Parts of Belfast city centre were sealed off today as police negotiated with a man on the roof of a building who claimed to be protesting at the prison conditions at Maghaberry jail.

Parts of Belfast sealed off due to rooftop 'sympathy' protest

Parts of Belfast city centre were sealed off today as police negotiated with a man on the roof of a building who claimed to be protesting at the prison conditions at Maghaberry jail.

Traffic was diverted away from parts of Royal Avenue, North Street and the Castlecourt Shopping Centre as officers tried to talk the man down.

He was spotted at around 1.30am on the roof.

Bemused office workers and shop assistants making their way to work stopped this morning to look at the negotiation taking place in the city centre.

Prison visits to two wings of the jail were cancelled after inmates took to the roof to demand the segregation of republican and loyalist prisoners..

The protest at Maghaberry Jail near Lisburn in County Antrim, Northern Ireland began yesterday afternoon while a British-government appointed review team visited the jail as part of its inquiries into staff and inmates’ concerns.

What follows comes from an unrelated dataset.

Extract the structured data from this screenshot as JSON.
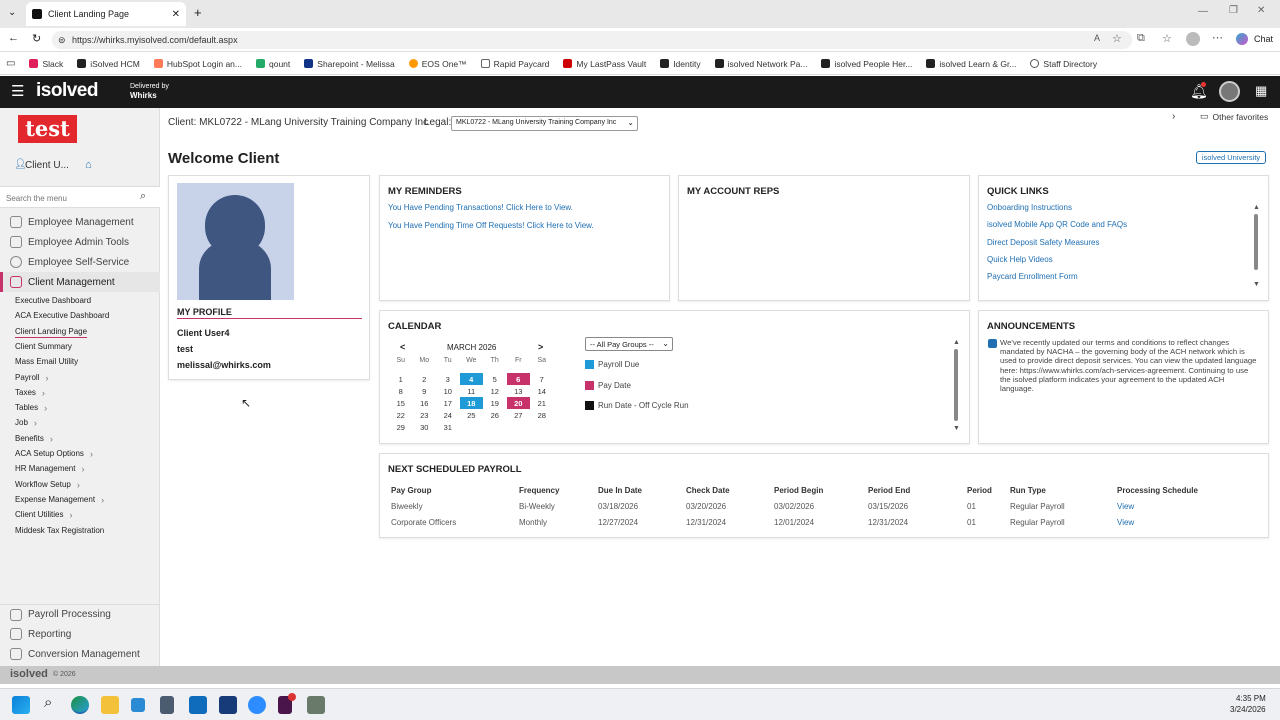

Three inmates were today still on the roof of Bush House and another was on the roof of Roe House.

One of the protesters is believed to be a dissident republican while the remaining three have no paramilitary backgrounds.

At one stage during the protest yesterday the prisoners unfurled a banner reading “Segregation Now”.

In June a similar protest involving eight prisoners took place at Roe House.

Dissident republicans have also been involved in a dirty protest and have warned that it could escalate into a hunger strike similar to the one which saw 10 prisoners starved to death in 1981.

Army bomb disposal experts were also called yesterday to the wings to deal with devices which turned out to be hoaxes.

Earlier this week Northern Ireland Secretary Paul Murphy appointed a three-man panel to investigate staff and prisoners’ concerns about safety in the prison.

Republicans and loyalists have argued that they should have their own wings at the jail.

A spokesperson for the Northern Ireland office said prison visits to Bush and Roe House could not go ahead today while the protests took places.

However visits to other wings in the prison would go ahead as normal.